Edit: John Machin has pointed out that the curious typecasts char *m1 etc are probably done for speed and/or memory optimization; these variables are still treated as arrays of numbers. i realize that the code does nothing to prevent a possible overflow with long strings; erroneous results may occur when one array element exceeds 127 or 255 (depending on the C compiler used). sort of surprising for code coming from a bioinformatics project.

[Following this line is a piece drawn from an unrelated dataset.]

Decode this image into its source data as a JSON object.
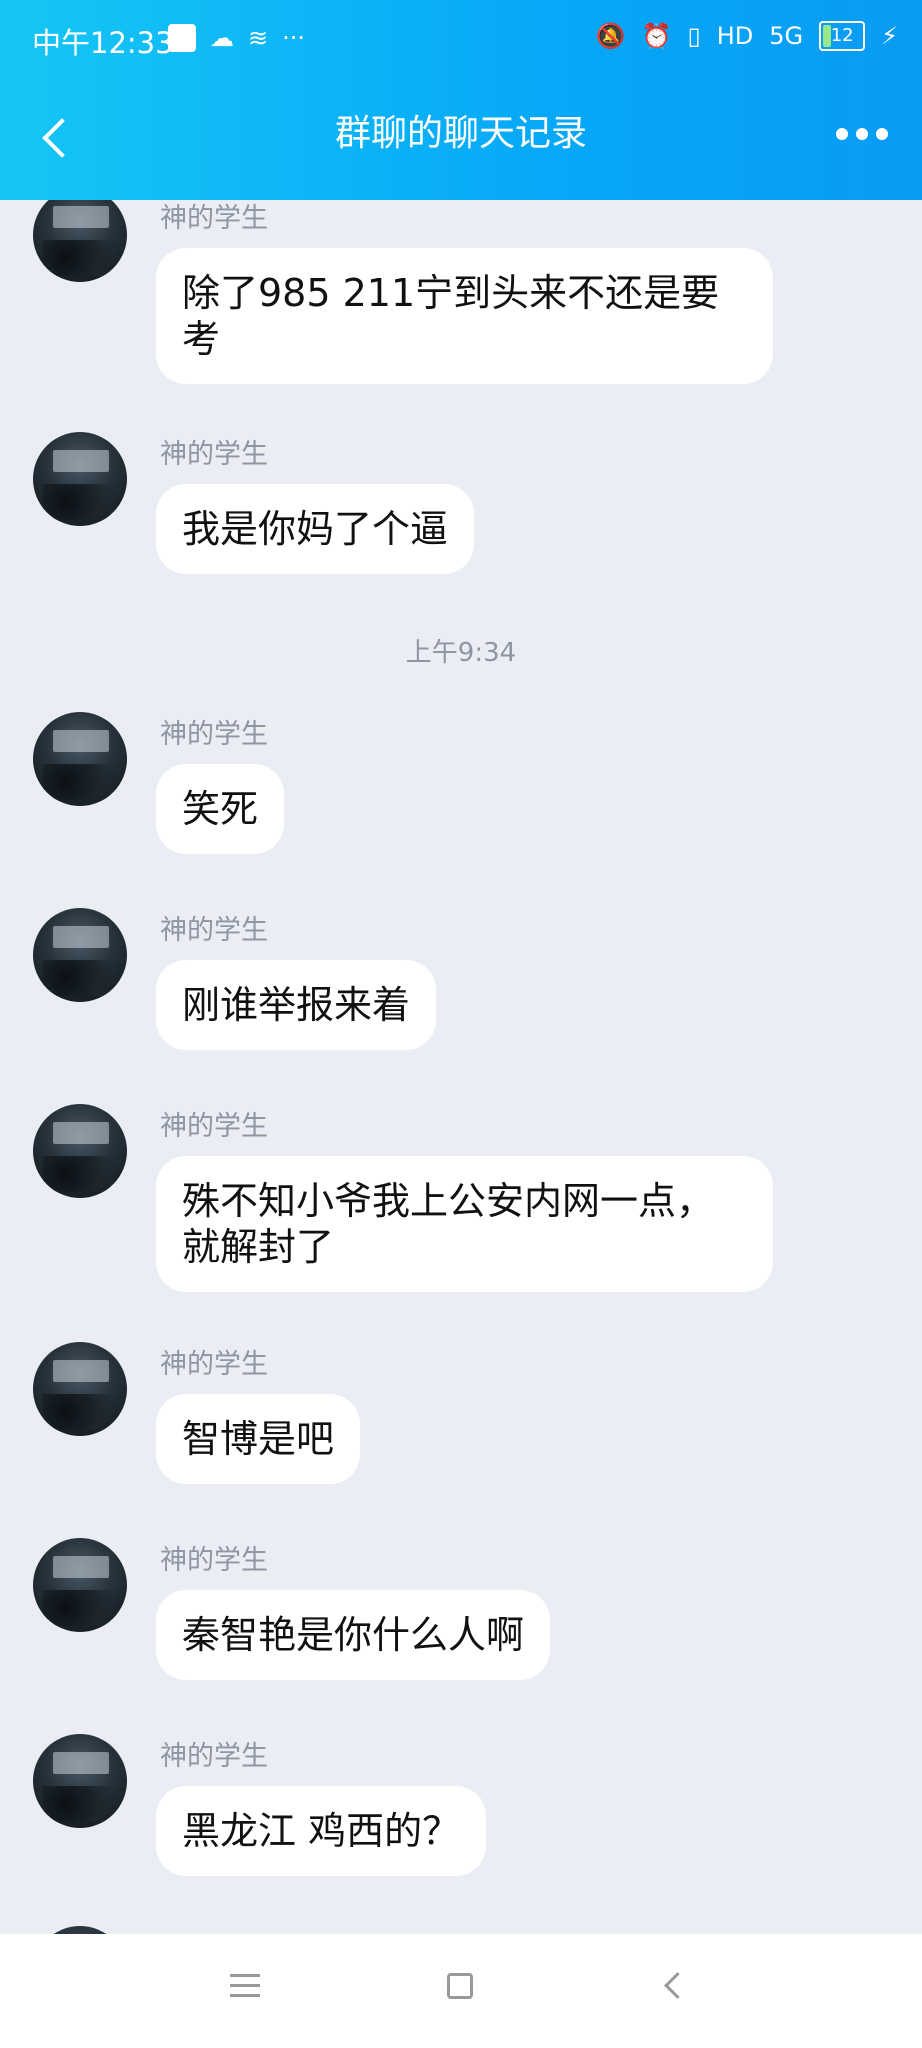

that said, i am only interested in precise results for largely identical strings of less than say a hundred characters or so. results below 60% sameness could for my purposes be safely reported as 'completely different' (by returning the length of the longer text), so i guess it will be best to leave the char *m1 casts in place, but add some code to check against overflow and early abortion in case of rampant dissimilarity.

分享到QQ

分享到微博

如果你对这篇内容有疑问，欢迎到本站社区发帖提问参与讨论，获取更多帮助，或者扫码二维码加入 Web 技术交流群。

发布评论

需要登录才能够评论，你可以免费注册一个本站的账号。

ゃ人海孤独症 2024-09-19 18:42:36

使用 ord() 将字符转换为其整数代码点。它适用于 unicode 或 str 字符串类型的字符：

codepoints = [ord(c) for c in text]

Use ord() to convert characters to their integer code point. It works characters from either unicode or str string types:

codepoints = [ord(c) for c in text]

回复收藏 0 原文

朱染 2024-09-19 18:42:36

警告讲师：我从来没有这样做过。以下是我尝试的粗略草图。

您将需要使用 PyUnicode_AsUnicode 函数和下一个函数 PyUnicode_GetSize 。在当前有 char 的声明中，使用 Py_UNICODE 相反。想必在狭窄的 (UCS2) 构建中，您将复制内部结构，并随时转换代理对。通过广泛的 (UCS4) 构建，您可以直接在内部结构上进行操作。